DataLoader/MX Reference Manual (G06.24+)
Recovery Strategies
DataLoader/MX Reference Manual—525872-002
7-8
Multiprocess Considerations
Multiprocess Considerations
What is a failure in a situation where an application consists of multiple processes? If
one process fails, should the others continue running? DataLoader/MX uses the
strategy with the simplest restart state. If recovery is not simple and obvious, the
DataLoader/MX process quits. This strategy propagates through the whole multi-
process application, terminating each process. When the error involves data in the
records DataLoader/MX is processing, DataLoader/MX logs the record together with
the error to its error log file specified with the -E parameter.
A common loading scenario is to create multiple DataLoader/MX processes,
configured with a single upstream DataLoader/MX process that reads an input file and
distributes the records to a number of downstream DataLoader/MX processes, which,
in turn, write the data to the database. Which of these processes should maintain the
restart file?
The upstream DataLoader/MX process would seem to be the obvious choice.
However, problems exist with that approach that are not related to recovery. The
upstream DataLoader/MX process does not actually alter the database but only sends
records to each downstream DataLoader/MX process for them to perform the updates.

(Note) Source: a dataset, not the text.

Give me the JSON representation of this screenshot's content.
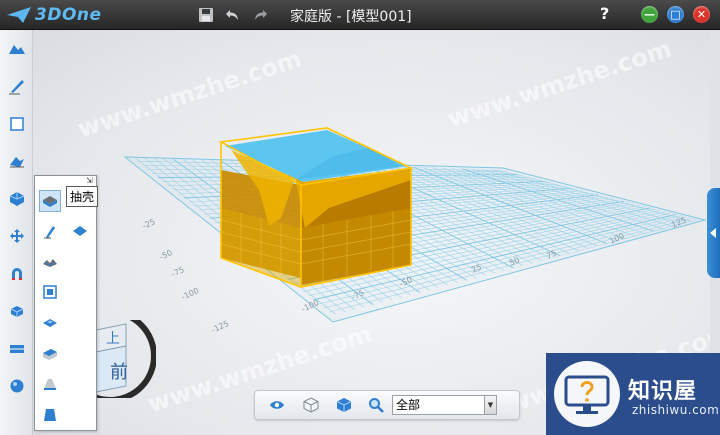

Suppose the single upstream DataLoader/MX is doing the transaction bracketing and
keeping the restart file. When it comes time to commit a transaction and update the
restart file, the upstream process has no way to determine whether all the work
intended to be in the transaction has been done. Furthermore, the upstream process
cannot determine how long to wait before the work is done and it is safe to commit the
transaction. If it commits the transaction before all the work is finished, one or more of
the downstream DataLoader/MX processes will receive an error indicating that it had a
stale transaction identifier when it finally tries to perform work included in the now-
committed transaction.
As a result, in a multiprocess DataLoader/MX application, avoid using transaction
bracketing in the upstream DataLoader/MX processes. If you use transaction
bracketing, it must be done in the downstream DataLoader/MX processes.
Parallel Considerations
Loading scenarios using parallelism for increased performance are commonly used by
having an upstream DataLoader/MX process that reads an input file and distributes
records to multiple downstream DataLoader/MX processes. You can accomplish this in
two ways.
•
Have the downstream DataLoader/MX processes read from the upstream
DataLoader/MX process. This method is self-balancing because each process can
get another block of records as soon as it has finished its current block of records.
Downstream processes that are running fast because they are in CPUs with little
competition can read as many records as they are able to and are not held up by
other downstream DataLoader/MX processes that are running in a busy CPU.